In the built-in SDK pipeline, when a task is wrapped by a configured TaskStore:

  1. The store's SetCancelledAsync transitions the task to Cancelled (a no-op if the task is already terminal).
  2. The associated CancellationTokenSource is signaled, propagating cancellation to the tool's CancellationToken so cooperative cleanup can run.
  3. Whichever side (the cancel handler or the background runner's finally block) wins TryRemove on the cancellation source owns disposal, avoiding ObjectDisposedException.

Architecture notes

Immutable store design

xref:ModelContextProtocol.Server.InMemoryMcpTaskStore uses immutable record snapshots with compare-and-swap updates for lock-free thread safety. InputRequests and InputResponses are exposed as ImmutableDictionary<,> so observers cannot mutate internal state.

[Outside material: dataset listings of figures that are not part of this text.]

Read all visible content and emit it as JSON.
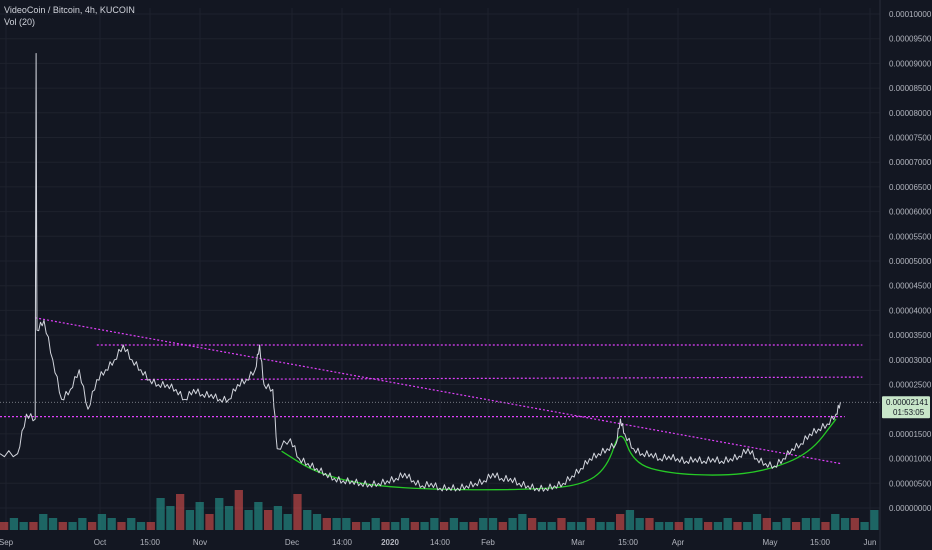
{
  "chart_data": {
    "type": "line",
    "title": "VideoCoin / Bitcoin, 4h, KUCOIN",
    "volume_label": "Vol (20)",
    "x_tick_labels": [
      "Sep",
      "Oct",
      "15:00",
      "Nov",
      "Dec",
      "14:00",
      "2020",
      "14:00",
      "Feb",
      "Mar",
      "15:00",
      "Apr",
      "May",
      "15:00",
      "Jun"
    ],
    "y_tick_labels": [
      "0.00010000",
      "0.00009500",
      "0.00009000",
      "0.00008500",
      "0.00008000",
      "0.00007500",
      "0.00007000",
      "0.00006500",
      "0.00006000",
      "0.00005500",
      "0.00005000",
      "0.00004500",
      "0.00004000",
      "0.00003500",
      "0.00003000",
      "0.00002500",
      "0.00001500",
      "0.00001000",
      "0.00000500",
      "0.00000000"
    ],
    "y_ticks": [
      0.0001,
      9.5e-05,
      9e-05,
      8.5e-05,
      8e-05,
      7.5e-05,
      7e-05,
      6.5e-05,
      6e-05,
      5.5e-05,
      5e-05,
      4.5e-05,
      4e-05,
      3.5e-05,
      3e-05,
      2.5e-05,
      1.5e-05,
      1e-05,
      5e-06,
      0.0
    ],
    "ylim": [
      0.0,
      0.0001
    ],
    "last_price": "0.00002141",
    "last_price_value": 2.141e-05,
    "countdown": "01:53:05",
    "grid": true,
    "colors": {
      "background": "#131722",
      "price": "#d1d4dc",
      "trendline": "#e040fb",
      "curve": "#26c926",
      "volume_up": "#26a69a",
      "volume_down": "#ef5350",
      "price_tag": "#c8e6c9"
    },
    "series": [
      {
        "name": "",
        "points": [
          [
            0,
            1.1e-05
          ],
          [
            0.02,
            1.1e-05
          ],
          [
            0.03,
            1.9e-05
          ],
          [
            0.04,
            1.8e-05
          ],
          [
            0.041,
            9.2e-05
          ],
          [
            0.042,
            3.6e-05
          ],
          [
            0.05,
            3.8e-05
          ],
          [
            0.06,
            3e-05
          ],
          [
            0.07,
            2.2e-05
          ],
          [
            0.08,
            2.4e-05
          ],
          [
            0.09,
            2.8e-05
          ],
          [
            0.1,
            2e-05
          ],
          [
            0.11,
            2.6e-05
          ],
          [
            0.12,
            2.8e-05
          ],
          [
            0.13,
            3e-05
          ],
          [
            0.14,
            3.3e-05
          ],
          [
            0.15,
            3e-05
          ],
          [
            0.16,
            2.8e-05
          ],
          [
            0.17,
            2.6e-05
          ],
          [
            0.18,
            2.5e-05
          ],
          [
            0.19,
            2.5e-05
          ],
          [
            0.2,
            2.4e-05
          ],
          [
            0.21,
            2.2e-05
          ],
          [
            0.22,
            2.4e-05
          ],
          [
            0.23,
            2.3e-05
          ],
          [
            0.24,
            2.3e-05
          ],
          [
            0.25,
            2.2e-05
          ],
          [
            0.26,
            2.2e-05
          ],
          [
            0.27,
            2.5e-05
          ],
          [
            0.28,
            2.6e-05
          ],
          [
            0.29,
            2.8e-05
          ],
          [
            0.295,
            3.3e-05
          ],
          [
            0.3,
            2.5e-05
          ],
          [
            0.31,
            2.4e-05
          ],
          [
            0.315,
            1.2e-05
          ],
          [
            0.33,
            1.4e-05
          ],
          [
            0.34,
            1e-05
          ],
          [
            0.35,
            9e-06
          ],
          [
            0.36,
            8e-06
          ],
          [
            0.37,
            7e-06
          ],
          [
            0.38,
            6e-06
          ],
          [
            0.39,
            5.5e-06
          ],
          [
            0.4,
            5.5e-06
          ],
          [
            0.41,
            5e-06
          ],
          [
            0.42,
            4.8e-06
          ],
          [
            0.43,
            5e-06
          ],
          [
            0.44,
            5.5e-06
          ],
          [
            0.45,
            6e-06
          ],
          [
            0.46,
            7e-06
          ],
          [
            0.47,
            5.5e-06
          ],
          [
            0.48,
            4.5e-06
          ],
          [
            0.49,
            5e-06
          ],
          [
            0.5,
            4e-06
          ],
          [
            0.51,
            4.2e-06
          ],
          [
            0.52,
            4e-06
          ],
          [
            0.53,
            4.5e-06
          ],
          [
            0.54,
            5e-06
          ],
          [
            0.55,
            5.5e-06
          ],
          [
            0.56,
            7e-06
          ],
          [
            0.57,
            6e-06
          ],
          [
            0.58,
            6e-06
          ],
          [
            0.59,
            5e-06
          ],
          [
            0.6,
            4.5e-06
          ],
          [
            0.61,
            4e-06
          ],
          [
            0.62,
            4e-06
          ],
          [
            0.63,
            4.5e-06
          ],
          [
            0.64,
            5e-06
          ],
          [
            0.65,
            6.5e-06
          ],
          [
            0.66,
            8e-06
          ],
          [
            0.67,
            1e-05
          ],
          [
            0.68,
            1.1e-05
          ],
          [
            0.69,
            1.2e-05
          ],
          [
            0.7,
            1.3e-05
          ],
          [
            0.705,
            1.8e-05
          ],
          [
            0.71,
            1.5e-05
          ],
          [
            0.72,
            1.2e-05
          ],
          [
            0.73,
            1.1e-05
          ],
          [
            0.74,
            1.1e-05
          ],
          [
            0.75,
            1e-05
          ],
          [
            0.76,
            1.05e-05
          ],
          [
            0.77,
            1e-05
          ],
          [
            0.78,
            9.5e-06
          ],
          [
            0.79,
            1e-05
          ],
          [
            0.8,
            9.5e-06
          ],
          [
            0.81,
            1e-05
          ],
          [
            0.82,
            9.5e-06
          ],
          [
            0.83,
            1e-05
          ],
          [
            0.84,
            1.05e-05
          ],
          [
            0.85,
            1.2e-05
          ],
          [
            0.86,
            1e-05
          ],
          [
            0.87,
            9e-06
          ],
          [
            0.88,
            8.5e-06
          ],
          [
            0.89,
            1e-05
          ],
          [
            0.9,
            1.2e-05
          ],
          [
            0.91,
            1.3e-05
          ],
          [
            0.92,
            1.5e-05
          ],
          [
            0.93,
            1.6e-05
          ],
          [
            0.94,
            1.7e-05
          ],
          [
            0.95,
            1.9e-05
          ],
          [
            0.955,
            2.141e-05
          ]
        ]
      }
    ],
    "trendlines": [
      {
        "from": [
          0.04,
          3.85e-05
        ],
        "to": [
          0.955,
          9e-06
        ]
      },
      {
        "from": [
          0.11,
          3.3e-05
        ],
        "to": [
          0.98,
          3.3e-05
        ]
      },
      {
        "from": [
          0.16,
          2.6e-05
        ],
        "to": [
          0.98,
          2.65e-05
        ]
      },
      {
        "from": [
          0.0,
          1.85e-05
        ],
        "to": [
          0.96,
          1.85e-05
        ]
      }
    ],
    "curve": {
      "points": [
        [
          0.32,
          1.15e-05
        ],
        [
          0.36,
          7e-06
        ],
        [
          0.42,
          4.5e-06
        ],
        [
          0.5,
          3.7e-06
        ],
        [
          0.6,
          3.7e-06
        ],
        [
          0.66,
          4.5e-06
        ],
        [
          0.69,
          8e-06
        ],
        [
          0.705,
          1.65e-05
        ],
        [
          0.72,
          9e-06
        ],
        [
          0.76,
          7e-06
        ],
        [
          0.82,
          6.5e-06
        ],
        [
          0.87,
          7.5e-06
        ],
        [
          0.92,
          1.1e-05
        ],
        [
          0.95,
          1.8e-05
        ]
      ]
    },
    "volume": [
      2,
      3,
      2,
      2,
      4,
      3,
      2,
      2,
      3,
      2,
      4,
      3,
      2,
      3,
      2,
      2,
      8,
      6,
      9,
      5,
      7,
      4,
      8,
      6,
      10,
      5,
      7,
      5,
      6,
      4,
      9,
      5,
      4,
      3,
      3,
      3,
      2,
      2,
      3,
      2,
      2,
      3,
      2,
      2,
      3,
      2,
      3,
      2,
      2,
      3,
      3,
      2,
      3,
      4,
      3,
      2,
      2,
      3,
      2,
      2,
      3,
      2,
      2,
      4,
      5,
      3,
      3,
      2,
      2,
      2,
      3,
      3,
      2,
      2,
      3,
      2,
      2,
      4,
      3,
      2,
      3,
      2,
      3,
      3,
      2,
      4,
      3,
      3,
      2,
      5
    ]
  }
}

Capability bypass inside a task scope

When server.ElicitAsync/server.SampleAsync/server.RequestRootsAsync execute inside a task scope, the SDK intentionally skips the normal client-capability negotiation checks (ThrowIfElicitationUnsupported, etc.). The tasks extension itself is the negotiated capability: the client opted in by including the extension marker in the originating request, so it is responsible for handling — or rejecting — the input requests surfaced through tasks/get.

Known limitations

  • Server-push task status notifications (SEP-2575): not yet implemented. Clients rely on polling exclusively.
  • Lazy task creation: when a tool runs through TaskStore, the store's xref:ModelContextProtocol.Server.IMcpTaskStore.CreateTaskAsync* is invoked eagerly before the inner handler runs, so tools that complete inline still incur a store write. There is currently no built-in deferral.
  • Mid-execution promotion to task: an [McpServerTool] method cannot start executing synchronously and then transition its remaining work to a background task. Use a custom xref:ModelContextProtocol.Server.McpServerHandlers.CallToolWithTaskHandler?displayProperty=nameWithType if you need that pattern.
  • roots/list as an input request: the server SDK routes RequestRootsAsync through the task channel when called from inside a task scope, but the client SDK does not currently dispatch a handler for that method. Avoid calling server.RequestRootsAsync from within a task scope until client-side support is added.
  • ServerCapabilities.Extensions round-trip: the dictionary is typed as IDictionary<string, object> so its values cannot be deserialized by the source generator. The negotiated extension surfaces correctly at the wire level, but round-tripping arbitrary extension payloads in-process is not supported.